In COBS 9.4, the FCA states that a suitability report must:

  • Confirm the client’s demands and needs (i.e. their objectives)
  • Explain why the recommendation is suitable for the client
  • Explain any possible disadvantages of the recommendation

This has been extended slightly for MiFID business in COBS 9A.3.3, but mainly covers the points above. It also adds that the suitability report must:

  • Include information on whether the recommendation is likely to require the client to seek a regular review

COBS9A.3.4 then goes on to remind us to ensure that the report is ‘clear, fair and not misleading’.

For pension recommendations, there are two other points to consider: stakeholder pensions and workplace pensions.

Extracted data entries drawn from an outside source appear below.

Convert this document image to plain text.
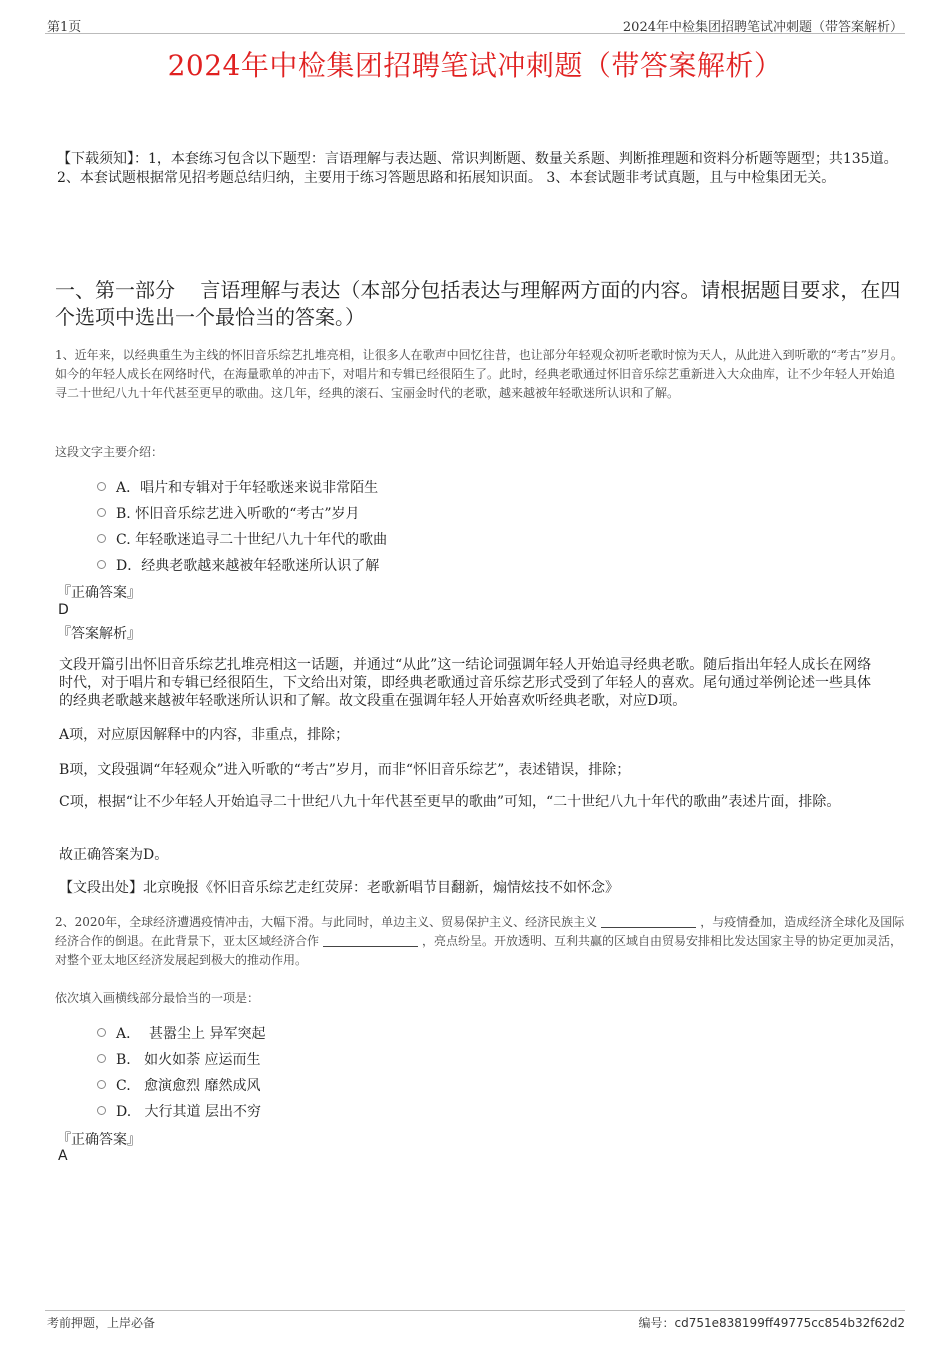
第1页	2024年中检集团招聘笔试冲刺题（带答案解析）
2024年中检集团招聘笔试冲刺题（带答案解析）
【下载须知】：1，本套练习包含以下题型：言语理解与表达题、常识判断题、数量关系题、判断推理题和资料分析题等题型；共135道。 2、本套试题根据常见招考题总结归纳，主要用于练习答题思路和拓展知识面。 3、本套试题非考试真题，且与中检集团无关。
一、第一部分    言语理解与表达（本部分包括表达与理解两方面的内容。请根据题目要求，在四个选项中选出一个最恰当的答案。）
1、近年来，以经典重生为主线的怀旧音乐综艺扎堆亮相，让很多人在歌声中回忆往昔，也让部分年轻观众初听老歌时惊为天人，从此进入到听歌的“考古”岁月。如今的年轻人成长在网络时代，在海量歌单的冲击下，对唱片和专辑已经很陌生了。此时，经典老歌通过怀旧音乐综艺重新进入大众曲库，让不少年轻人开始追寻二十世纪八九十年代甚至更早的歌曲。这几年，经典的滚石、宝丽金时代的老歌，越来越被年轻歌迷所认识和了解。
这段文字主要介绍：
A．唱片和专辑对于年轻歌迷来说非常陌生
B. 怀旧音乐综艺进入听歌的“考古”岁月
C. 年轻歌迷追寻二十世纪八九十年代的歌曲
D．经典老歌越来越被年轻歌迷所认识了解
『正确答案』
D
『答案解析』
文段开篇引出怀旧音乐综艺扎堆亮相这一话题，并通过“从此”这一结论词强调年轻人开始追寻经典老歌。随后指出年轻人成长在网络时代，对于唱片和专辑已经很陌生，下文给出对策，即经典老歌通过音乐综艺形式受到了年轻人的喜欢。尾句通过举例论述一些具体的经典老歌越来越被年轻歌迷所认识和了解。故文段重在强调年轻人开始喜欢听经典老歌，对应D项。
A项，对应原因解释中的内容，非重点，排除；
B项，文段强调“年轻观众”进入听歌的“考古”岁月，而非“怀旧音乐综艺”，表述错误，排除；
C项，根据“让不少年轻人开始追寻二十世纪八九十年代甚至更早的歌曲”可知，“二十世纪八九十年代的歌曲”表述片面，排除。
故正确答案为D。
【文段出处】北京晚报《怀旧音乐综艺走红荧屏：老歌新唱节目翻新，煽情炫技不如怀念》
2、2020年，全球经济遭遇疫情冲击，大幅下滑。与此同时，单边主义、贸易保护主义、经济民族主义	，与疫情叠加，造成经济全球化及国际经济合作的倒退。在此背景下，亚太区域经济合作	，亮点纷呈。开放透明、互利共赢的区域自由贸易安排相比发达国家主导的协定更加灵活，对整个亚太地区经济发展起到极大的推动作用。
依次填入画横线部分最恰当的一项是：
A．  甚嚣尘上 异军突起
B.   如火如荼 应运而生
C.   愈演愈烈 靡然成风
D.   大行其道 层出不穷
『正确答案』
A
考前押题，上岸必备	编号：cd751e838199ff49775cc854b32f62d2
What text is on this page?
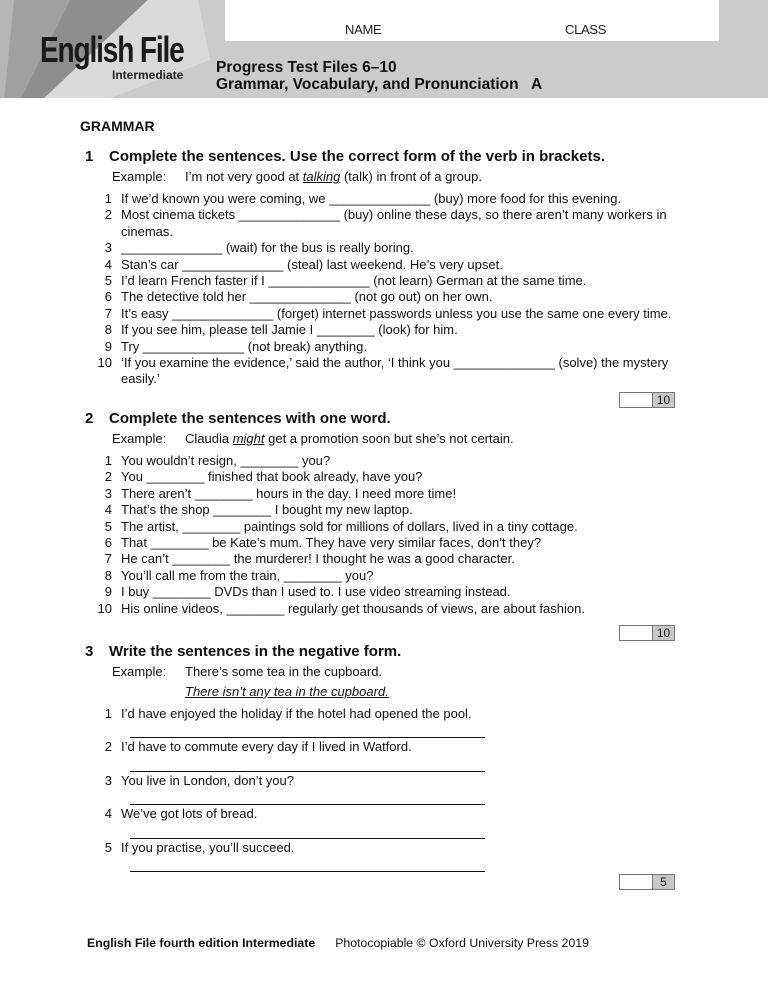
NAME	CLASS
English File
Intermediate Progress Test Files 6–10
Grammar, Vocabulary, and Pronunciation   A
GRAMMAR
1 Complete the sentences. Use the correct form of the verb in brackets.
Example: I’m not very good at talking (talk) in front of a group.
1 If we’d known you were coming, we ______________ (buy) more food for this evening.
2 Most cinema tickets ______________ (buy) online these days, so there aren’t many workers in cinemas.
3 ______________ (wait) for the bus is really boring.
4 Stan’s car ______________ (steal) last weekend. He’s very upset.
5 I’d learn French faster if I ______________ (not learn) German at the same time.
6 The detective told her ______________ (not go out) on her own.
7 It’s easy ______________ (forget) internet passwords unless you use the same one every time.
8 If you see him, please tell Jamie I ________ (look) for him.
9 Try ______________ (not break) anything.
10 ‘If you examine the evidence,’ said the author, ‘I think you ______________ (solve) the mystery easily.’
10
2 Complete the sentences with one word.
Example: Claudia might get a promotion soon but she’s not certain.
1 You wouldn’t resign, ________ you?
2 You ________ finished that book already, have you?
3 There aren’t ________ hours in the day. I need more time!
4 That’s the shop ________ I bought my new laptop.
5 The artist, ________ paintings sold for millions of dollars, lived in a tiny cottage.
6 That ________ be Kate’s mum. They have very similar faces, don’t they?
7 He can’t ________ the murderer! I thought he was a good character.
8 You’ll call me from the train, ________ you?
9 I buy ________ DVDs than I used to. I use video streaming instead.
10 His online videos, ________ regularly get thousands of views, are about fashion.
10
3 Write the sentences in the negative form.
Example: There’s some tea in the cupboard.
There isn’t any tea in the cupboard.
1 I’d have enjoyed the holiday if the hotel had opened the pool.
2 I’d have to commute every day if I lived in Watford.
3 You live in London, don’t you?
4 We’ve got lots of bread.
5 If you practise, you’ll succeed.
5
English File fourth edition Intermediate Photocopiable © Oxford University Press 2019
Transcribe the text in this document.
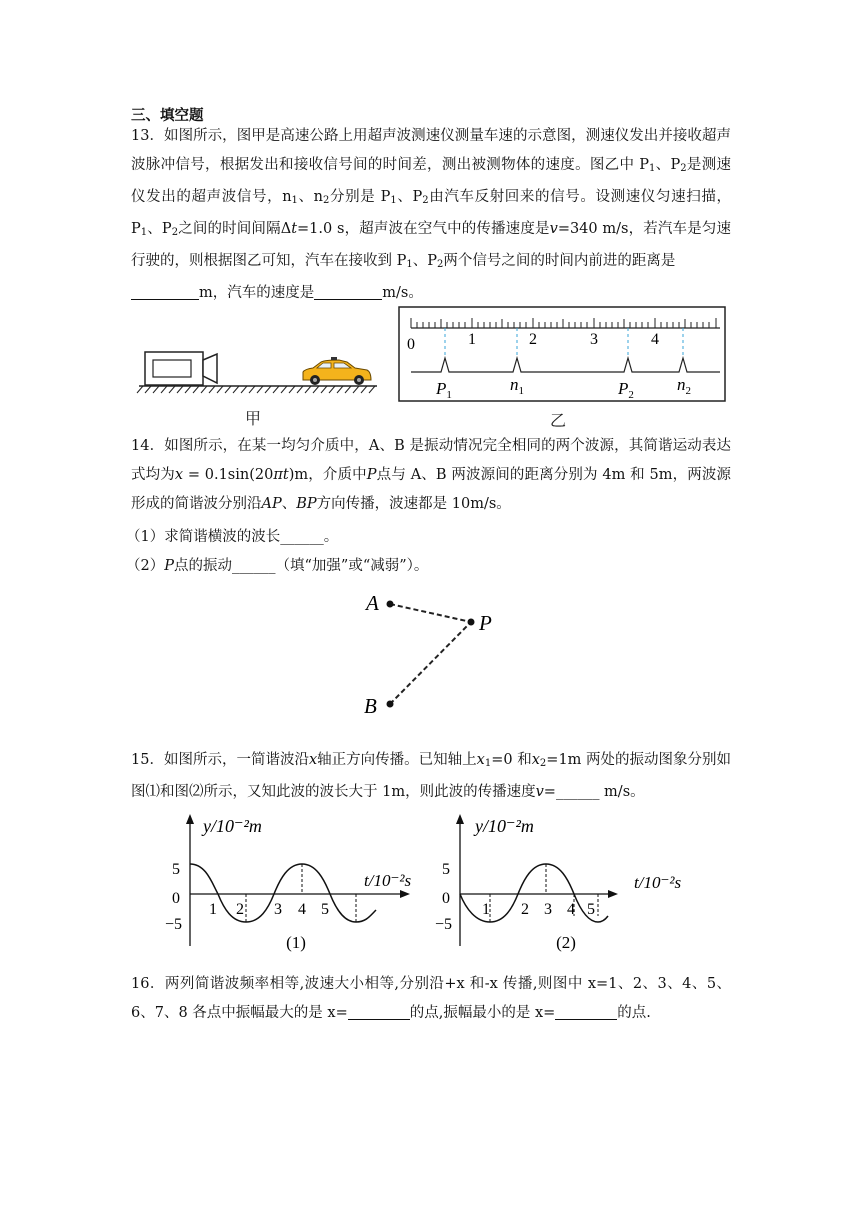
三、填空题

13．如图所示，图甲是高速公路上用超声波测速仪测量车速的示意图，测速仪发出并接收超声波脉冲信号，根据发出和接收信号间的时间差，测出被测物体的速度。图乙中 $P_1$、$P_2$是测速仪发出的超声波信号，$n_1$、$n_2$分别是 $P_1$、$P_2$由汽车反射回来的信号。设测速仪匀速扫描，$P_1$、$P_2$之间的时间间隔Δt=1.0 s，超声波在空气中的传播速度是v=340 m/s，若汽车是匀速行驶的，则根据图乙可知，汽车在接收到 $P_1$、$P_2$两个信号之间的时间内前进的距离是
m，汽车的速度是	m/s。

甲
0	1	2	3	4
$P_1$
$n_1$	$P_2$
$n_2$
乙

14．如图所示，在某一均匀介质中，A、B 是振动情况完全相同的两个波源，其简谐运动表达式均为x = 0.1sin(20πt)m，介质中P点与 A、B 两波源间的距离分别为 4m 和 5m，两波源形成的简谐波分别沿AP、BP方向传播，波速都是 10m/s。

（1）求简谐横波的波长______。

（2）P点的振动______（填“加强”或“减弱”）。

A
P
B

15．如图所示，一简谐波沿x轴正方向传播。已知轴上$x_1=0$ 和$x_2=1m$ 两处的振动图象分别如图⑴和图⑵所示，又知此波的波长大于 1m，则此波的传播速度v=______ m/s。

y/10⁻²m
t/10⁻²s
5
0
−5
1 2 3 4 5
(1)
y/10⁻²m
t/10⁻²s
5
0
−5
1 2 3 4 5
(2)

16．两列简谐波频率相等,波速大小相等,分别沿+x 和-x 传播,则图中 x=1、2、3、4、5、6、7、8 各点中振幅最大的是 x=	的点,振幅最小的是 x=	的点.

This can be quite hard to believe when you’re used to working with very long suitability reports, but that is a summary of what the FCA rules say must be in a suitability report. I believe that much of the extra material that has become standard in many suitability reports has come from the ‘assessing suitability’ section of COBS, which covers the research needed on file – but not necessarily in the report.

 

Assessing Suitability

This is covered by COBS 9.2 and COBS9A.2, and for most firms with a robust fact finding and information gathering process, this section should be covered by your files – so there is no need to put this information in the report. A part that’s worth looking at more closely in the context of suitability reports is the guidance on replacement business (covered by COBS 9A.2.18 & COBS 9A.2.18A).

This section covers the FCA’s guidance on the comparisons that need to be done when recommending a client switches to a new provider. This is for the file and does not necessarily need to go into the suitability report unless it helps the client understand something, helps explain why the recommendation meets their objectives, or is linked to a disadvantage.

The FCA leaves it to you to decide which comparisons you actually do, and they don’t say it needs to go into the report. Their guidance states that “a firm must collect the necessary information on the client’s existing investments and the recommended new investments and undertake an analysis of the costs and benefits of the switch, such that they are reasonably able to demonstrate that the benefits of switching are greater than the costs.” Notably, this doesn’t just mean a numerical comparison of charges – it includes other non-numerical costs or benefits that might be relevant to the client, such as the flexibility on offer, the investments available, or other ways the plan might help the client achieve their objectives.

 

Consumer Duty

The existing ‘clear, fair and not misleading’ guidance was taken to another level by Consumer Duty, with its ‘Consumer Understanding’ outcome, and is detailed in ‘PRIN 2A.5 Consumer Duty: retail customer outcome on consumer understanding’. This part of the Handbook states that you must “provide relevant information with an appropriate level of detail, to avoid providing too much information such that it may prevent retail customers from making effective decisions.”

Take a critical look at your suitability report templates and whether they’re helping clients make informed decisions. If you’ve got feedback from clients that they don’t read them, this is a red flag that they could be too long or difficult to understand.

This is also echoed by the way the FOS assess complaints. Lack of client understanding or things not being clear are common themes.

 

Conclusion

Ultimately, a good suitability report is about clearly explaining to the client what you are recommending, why it meets their objectives, and what the potential downsides are.

There will always be a place for detailed analysis, comparisons and supporting evidence – but much of this belongs on file, not in front of the client. By focusing on what the FCA actually requires, and using judgement about what genuinely helps the client understand the recommendation, firms can produce reports that are both compliant and meaningful.

In many cases, less really can be more.